Guy Kawasaki points out FeedHub as great concept going for those people tracking a lot of feeds.
The comments and feedback on the post are that people don't trust the system, the filtering will eliminate something they might have been interested in, someone now has data on your personal surfing habits, etc.
I've signed up for the service and will see what happens, before I post my concerns.
The pearl in FeedHub is inspiration and trends. Often times we have clients running reputation management systems that still have a hard time sorting through all their feeds, where they are not necessarily trying to be an A-list blogger, but still seeking to be relevant in current discussions. Put it this way, they don't have a RSS reader obsession, but do have highly interesting and relevant information to bring to the conversation.

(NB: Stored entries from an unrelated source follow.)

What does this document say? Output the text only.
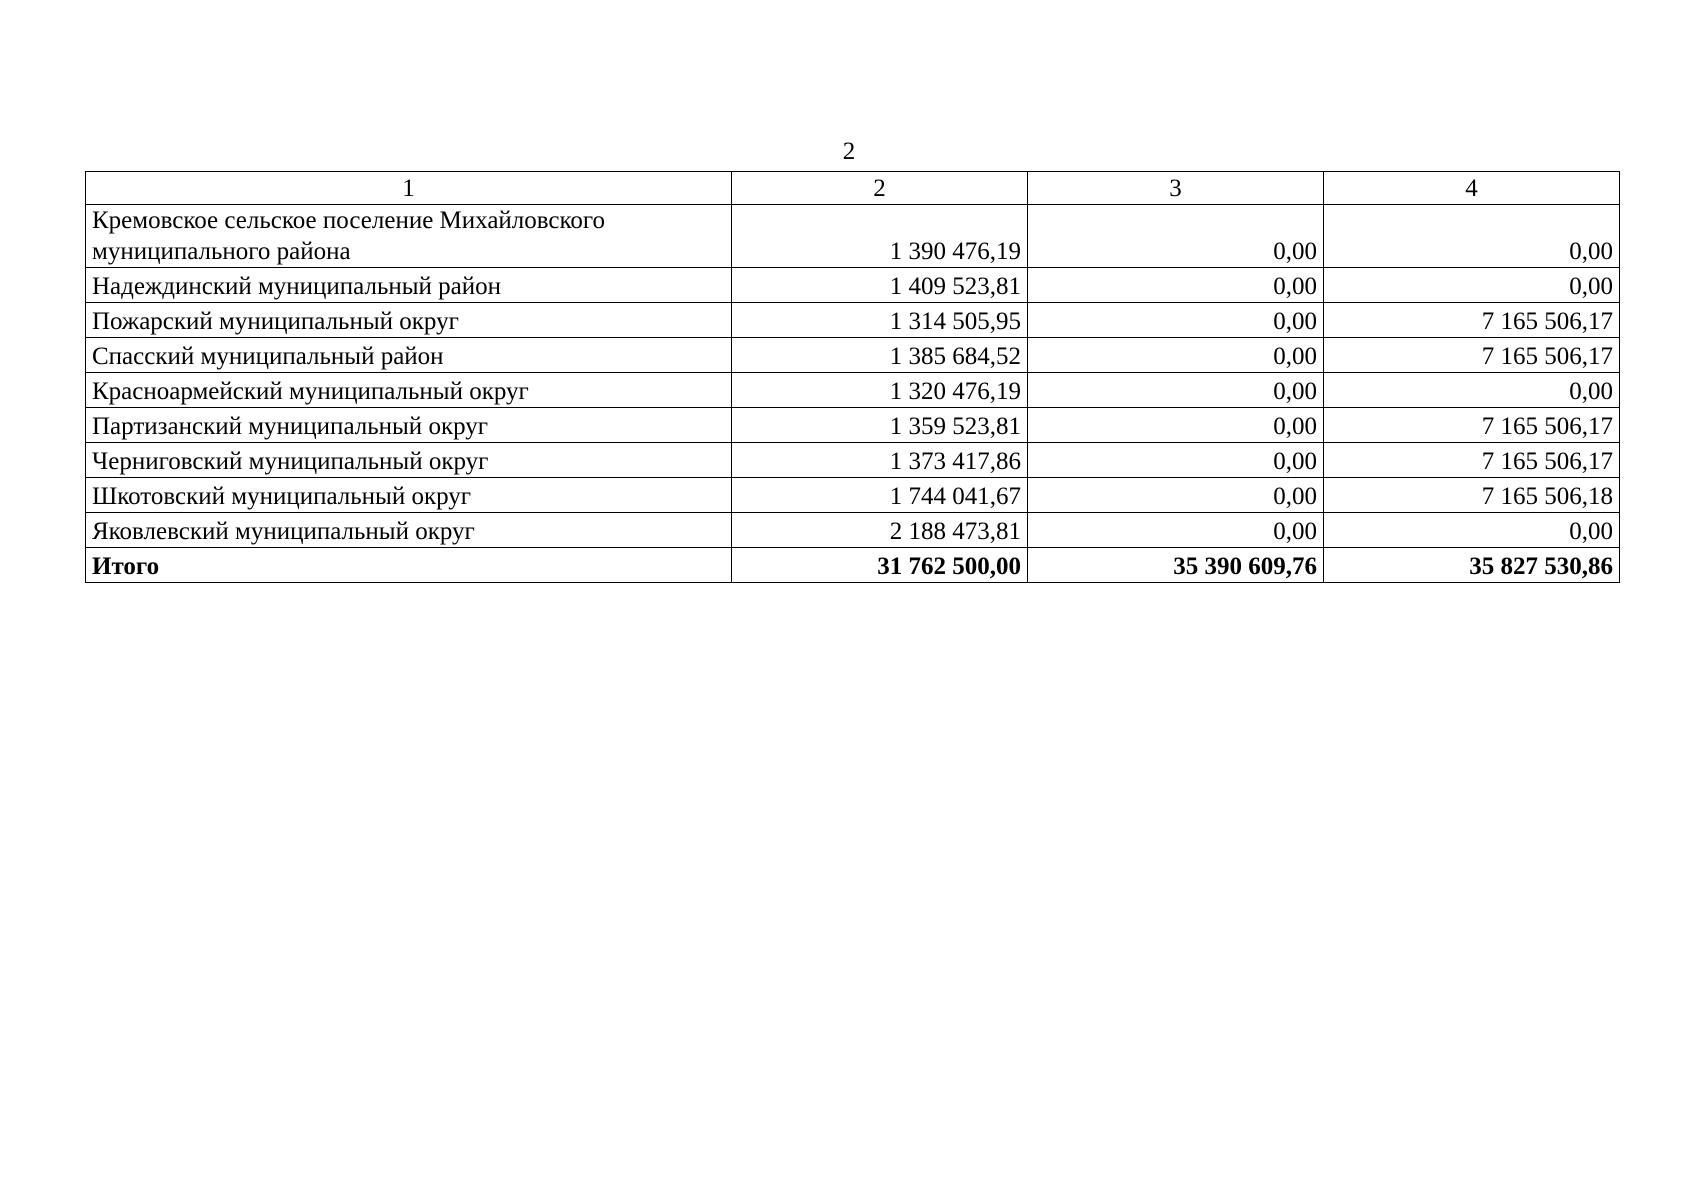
2
1	2	3	4
Кремовское сельское поселение Михайловского муниципального района	1 390 476,19	0,00	0,00
Надеждинский муниципальный район	1 409 523,81	0,00	0,00
Пожарский муниципальный округ	1 314 505,95	0,00	7 165 506,17
Спасский муниципальный район	1 385 684,52	0,00	7 165 506,17
Красноармейский муниципальный округ	1 320 476,19	0,00	0,00
Партизанский муниципальный округ	1 359 523,81	0,00	7 165 506,17
Черниговский муниципальный округ	1 373 417,86	0,00	7 165 506,17
Шкотовский муниципальный округ	1 744 041,67	0,00	7 165 506,18
Яковлевский муниципальный округ	2 188 473,81	0,00	0,00
Итого	31 762 500,00	35 390 609,76	35 827 530,86
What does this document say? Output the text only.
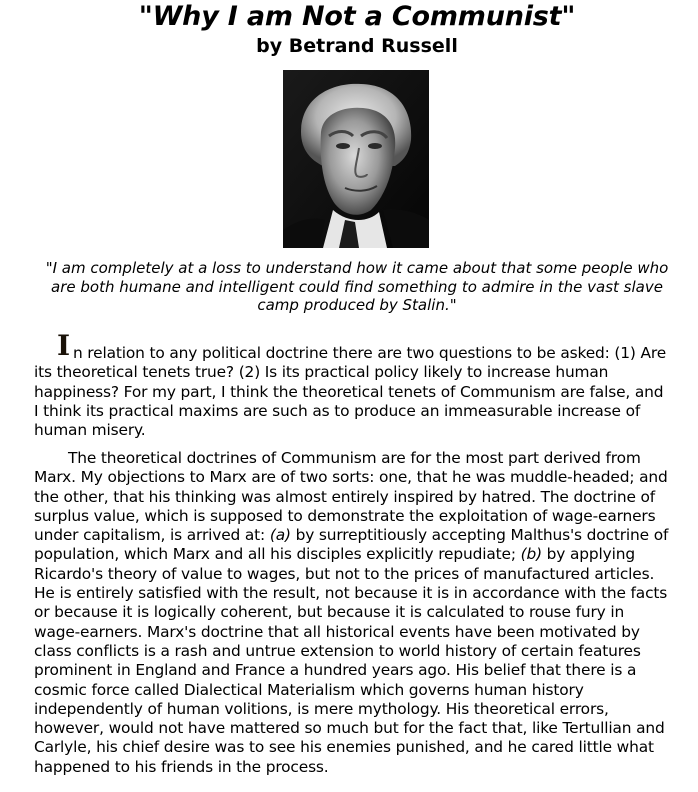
"Why I am Not a Communist"
by Betrand Russell

"I am completely at a loss to understand how it came about that some people who are both humane and intelligent could find something to admire in the vast slave camp produced by Stalin."

In relation to any political doctrine there are two questions to be asked: (1) Are its theoretical tenets true? (2) Is its practical policy likely to increase human happiness? For my part, I think the theoretical tenets of Communism are false, and I think its practical maxims are such as to produce an immeasurable increase of human misery.

The theoretical doctrines of Communism are for the most part derived from Marx. My objections to Marx are of two sorts: one, that he was muddle-headed; and the other, that his thinking was almost entirely inspired by hatred. The doctrine of surplus value, which is supposed to demonstrate the exploitation of wage-earners under capitalism, is arrived at: (a) by surreptitiously accepting Malthus's doctrine of population, which Marx and all his disciples explicitly repudiate; (b) by applying Ricardo's theory of value to wages, but not to the prices of manufactured articles. He is entirely satisfied with the result, not because it is in accordance with the facts or because it is logically coherent, but because it is calculated to rouse fury in wage-earners. Marx's doctrine that all historical events have been motivated by class conflicts is a rash and untrue extension to world history of certain features prominent in England and France a hundred years ago. His belief that there is a cosmic force called Dialectical Materialism which governs human history independently of human volitions, is mere mythology. His theoretical errors, however, would not have mattered so much but for the fact that, like Tertullian and Carlyle, his chief desire was to see his enemies punished, and he cared little what happened to his friends in the process.
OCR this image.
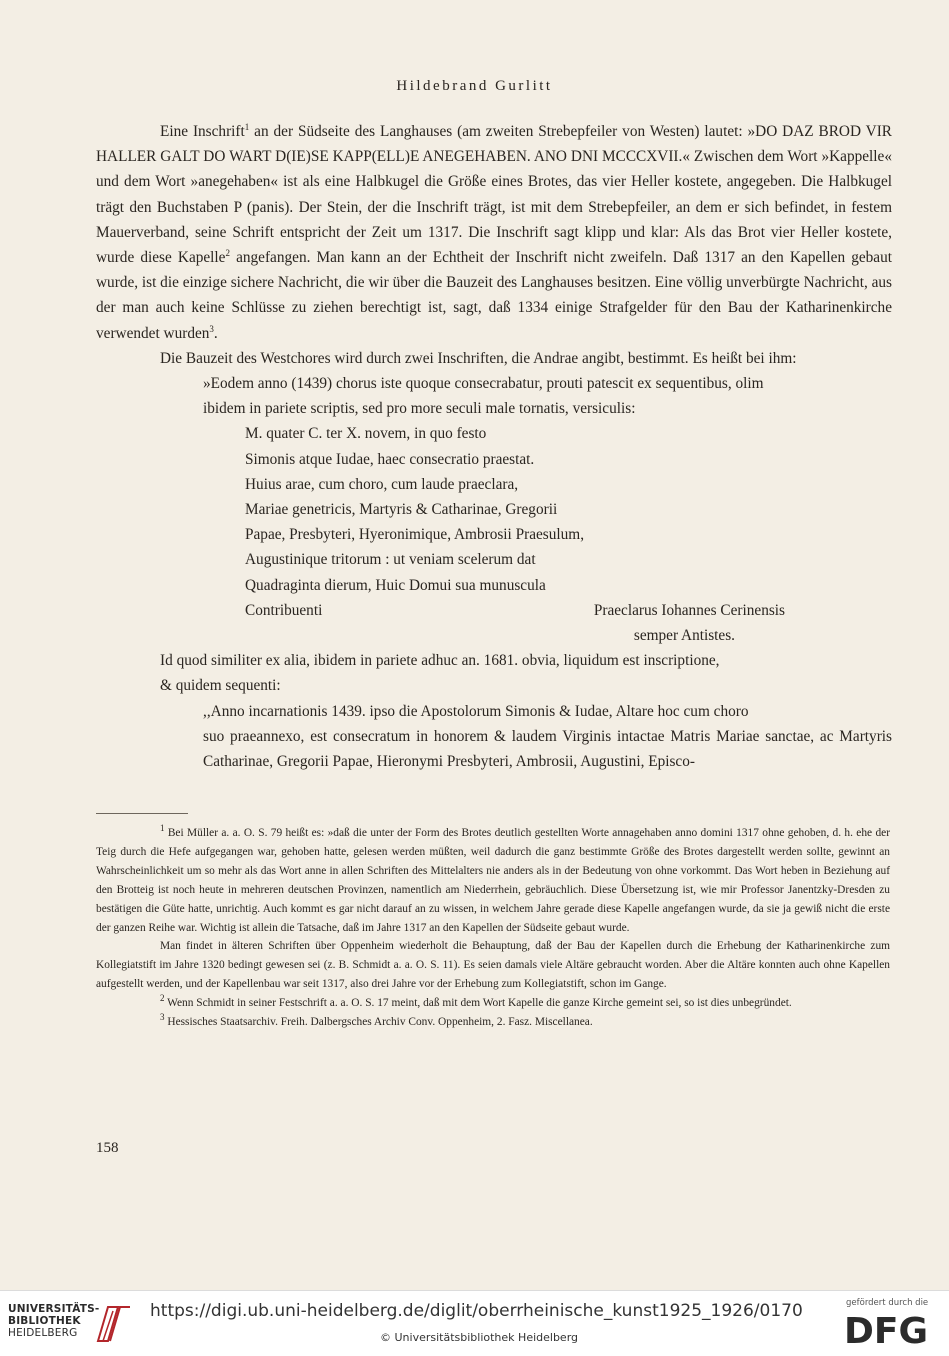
Hildebrand Gurlitt

Eine Inschrift$^1$ an der Südseite des Langhauses (am zweiten Strebepfeiler von Westen) lautet: »DO DAZ BROD VIR HALLER GALT DO WART D(IE)SE KAPP(ELL)E ANEGEHABEN. ANO DNI MCCCXVII.« Zwischen dem Wort »Kappelle« und dem Wort »anegehaben« ist als eine Halbkugel die Größe eines Brotes, das vier Heller kostete, angegeben. Die Halbkugel trägt den Buchstaben P (panis). Der Stein, der die Inschrift trägt, ist mit dem Strebepfeiler, an dem er sich befindet, in festem Mauerverband, seine Schrift entspricht der Zeit um 1317. Die Inschrift sagt klipp und klar: Als das Brot vier Heller kostete, wurde diese Kapelle$^2$ angefangen. Man kann an der Echtheit der Inschrift nicht zweifeln. Daß 1317 an den Kapellen gebaut wurde, ist die einzige sichere Nachricht, die wir über die Bauzeit des Langhauses besitzen. Eine völlig unverbürgte Nachricht, aus der man auch keine Schlüsse zu ziehen berechtigt ist, sagt, daß 1334 einige Strafgelder für den Bau der Katharinenkirche verwendet wurden$^3$.

Die Bauzeit des Westchores wird durch zwei Inschriften, die Andrae angibt, bestimmt. Es heißt bei ihm:

»Eodem anno (1439) chorus iste quoque consecrabatur, prouti patescit ex sequentibus, olim

ibidem in pariete scriptis, sed pro more seculi male tornatis, versiculis:

M. quater C. ter X. novem, in quo festo
Simonis atque Iudae, haec consecratio praestat.
Huius arae, cum choro, cum laude praeclara,
Mariae genetricis, Martyris & Catharinae, Gregorii
Papae, Presbyteri, Hyeronimique, Ambrosii Praesulum,
Augustinique tritorum : ut veniam scelerum dat
Quadraginta dierum, Huic Domui sua munuscula
Contribuenti	Praeclarus Iohannes Cerinensis
semper Antistes.

Id quod similiter ex alia, ibidem in pariete adhuc an. 1681. obvia, liquidum est inscriptione,

& quidem sequenti:

,,Anno incarnationis 1439. ipso die Apostolorum Simonis & Iudae, Altare hoc cum choro

suo praeannexo, est consecratum in honorem & laudem Virginis intactae Matris Mariae sanctae, ac Martyris Catharinae, Gregorii Papae, Hieronymi Presbyteri, Ambrosii, Augustini, Episco-

$^1$ Bei Müller a. a. O. S. 79 heißt es: »daß die unter der Form des Brotes deutlich gestellten Worte annagehaben anno domini 1317 ohne gehoben, d. h. ehe der Teig durch die Hefe aufgegangen war, gehoben hatte, gelesen werden müßten, weil dadurch die ganz bestimmte Größe des Brotes dargestellt werden sollte, gewinnt an Wahrscheinlichkeit um so mehr als das Wort anne in allen Schriften des Mittelalters nie anders als in der Bedeutung von ohne vorkommt. Das Wort heben in Beziehung auf den Brotteig ist noch heute in mehreren deutschen Provinzen, namentlich am Niederrhein, gebräuchlich. Diese Übersetzung ist, wie mir Professor Janentzky-Dresden zu bestätigen die Güte hatte, unrichtig. Auch kommt es gar nicht darauf an zu wissen, in welchem Jahre gerade diese Kapelle angefangen wurde, da sie ja gewiß nicht die erste der ganzen Reihe war. Wichtig ist allein die Tatsache, daß im Jahre 1317 an den Kapellen der Südseite gebaut wurde.

Man findet in älteren Schriften über Oppenheim wiederholt die Behauptung, daß der Bau der Kapellen durch die Erhebung der Katharinenkirche zum Kollegiatstift im Jahre 1320 bedingt gewesen sei (z. B. Schmidt a. a. O. S. 11). Es seien damals viele Altäre gebraucht worden. Aber die Altäre konnten auch ohne Kapellen aufgestellt werden, und der Kapellenbau war seit 1317, also drei Jahre vor der Erhebung zum Kollegiatstift, schon im Gange.

$^2$ Wenn Schmidt in seiner Festschrift a. a. O. S. 17 meint, daß mit dem Wort Kapelle die ganze Kirche gemeint sei, so ist dies unbegründet.

$^3$ Hessisches Staatsarchiv. Freih. Dalbergsches Archiv Conv. Oppenheim, 2. Fasz. Miscellanea.

158
UNIVERSITÄTS-
BIBLIOTHEK
HEIDELBERG
https://digi.ub.uni-heidelberg.de/diglit/oberrheinische_kunst1925_1926/0170
© Universitätsbibliothek Heidelberg
gefördert durch die
DFG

Here's a great way to leverage the FeedHub system, and avoiding a complete indexing of all of your RSS feeds.
Go to MonitorThis where you can subscribe to 22 different search engine fedds at the same time, pulling data from Google Blog Search, Google News, Technorati, del.icio.us, furl, Flickr, Yahoo News, etc.
Enter in the search term that is most relevant to your blog and MonitorThis will create the opml file. I use Dreamweaver to save the file in xml.
Upload that xml file into FeedHub and you've got an instant reputation management system set up to give you ideas and inspirations for your blog posts.